There have been a few years where we both began and ended on night one and simply packed the wreath back away. There have been years where I made you sit there anyway. There have been very few moments of cooperation. Children make it difficult for a mother to create a memory. But I was that child too and what I remember was wonder.
This year I made something up. I decided that we'd bring a Tenebrae to our home, that we'd think about how the shadows grow in this week of holy. I set up the candles in a row, the straight line of Jesus' triumphal entry to the cross. Every night we extinguish a candle until Good Friday when all the lights go out, the final candle being the very Christ candle we lit at Christmas.
When I announced it and invited you three to come I tensed for the reaction. One brother is young enough to be excited about the fire. One is compliant enough to give me his humor. But you, who are capable of a heckling wrestle, got up and sat down and when I gave you your verse to read, you read it clearly without drama, without interest to be sure, but with respect. And we blew out the next candle.
Thank you.
Thank you for demonstrating what sacrifice looks like. For not demanding the death of an experience that could lead to wonder. For curbing your desire to debunk and decry and disrupt. For being an example to your brothers of consideration and heed and care. For expanding the room that it takes to consider what it might be like to see a life snuffed out.

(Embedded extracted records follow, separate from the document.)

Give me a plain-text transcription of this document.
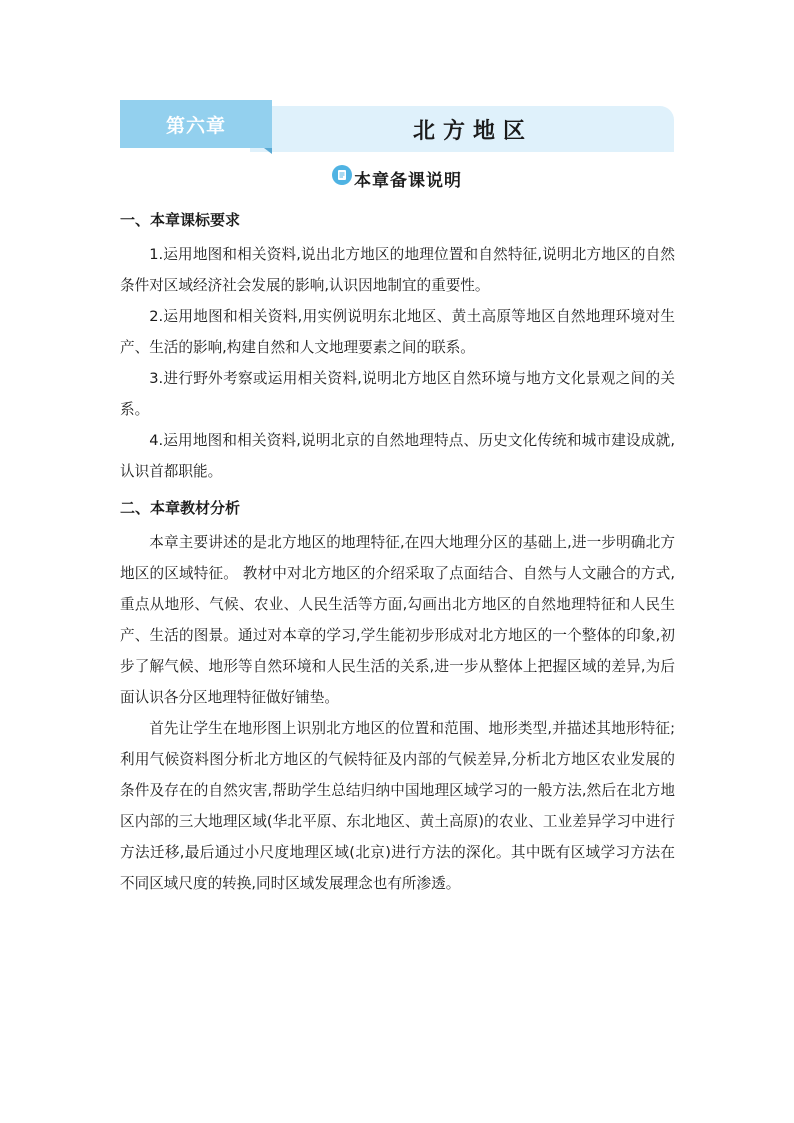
第六章	北方地区
本章备课说明

一、本章课标要求

1.运用地图和相关资料,说出北方地区的地理位置和自然特征,说明北方地区的自然条件对区域经济社会发展的影响,认识因地制宜的重要性。

2.运用地图和相关资料,用实例说明东北地区、黄土高原等地区自然地理环境对生产、生活的影响,构建自然和人文地理要素之间的联系。

3.进行野外考察或运用相关资料,说明北方地区自然环境与地方文化景观之间的关系。

4.运用地图和相关资料,说明北京的自然地理特点、历史文化传统和城市建设成就,认识首都职能。

二、本章教材分析

本章主要讲述的是北方地区的地理特征,在四大地理分区的基础上,进一步明确北方地区的区域特征。 教材中对北方地区的介绍采取了点面结合、自然与人文融合的方式,重点从地形、气候、农业、人民生活等方面,勾画出北方地区的自然地理特征和人民生产、生活的图景。通过对本章的学习,学生能初步形成对北方地区的一个整体的印象,初步了解气候、地形等自然环境和人民生活的关系,进一步从整体上把握区域的差异,为后面认识各分区地理特征做好铺垫。

首先让学生在地形图上识别北方地区的位置和范围、地形类型,并描述其地形特征;利用气候资料图分析北方地区的气候特征及内部的气候差异,分析北方地区农业发展的条件及存在的自然灾害,帮助学生总结归纳中国地理区域学习的一般方法,然后在北方地区内部的三大地理区域(华北平原、东北地区、黄土高原)的农业、工业差异学习中进行方法迁移,最后通过小尺度地理区域(北京)进行方法的深化。其中既有区域学习方法在不同区域尺度的转换,同时区域发展理念也有所渗透。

Children don't stop to think that in all the discomfort brought on by their mother's trips and photos and bang trimming and ties-just-for-the-ceremony that these are the moments that mothers get to remember too. That mothers shoot for the joy and are often left with the jumble. Children don't know just how long a mother's memory can be, how we hold in our cries of entitlement even until the day when our grown daughter gives us permission to release them to the world, the world she came and changed for our own good. Children sometimes forget that their very lives are their mother's days.
There will be many things that you question having to do in life. Our first examination upon any invitation is to ask, "What's in it for me?" When the invitations start coming, you might get it wrong at first and stay home. But later you'll begin to get it right. Your best friend's daughter will dance in a recital and you'll go. Your wife's company will have a stuffy Christmas party and you'll go. Your children will sing in the Easter cantata and because you know what your absence does to their hearts, you'll go. Absence speaks louder than presence sometimes. Do what you don't want to do. Do what will honor the other.
You can choose to fight against the things you don't understand. But just because you can, doesn't mean you should.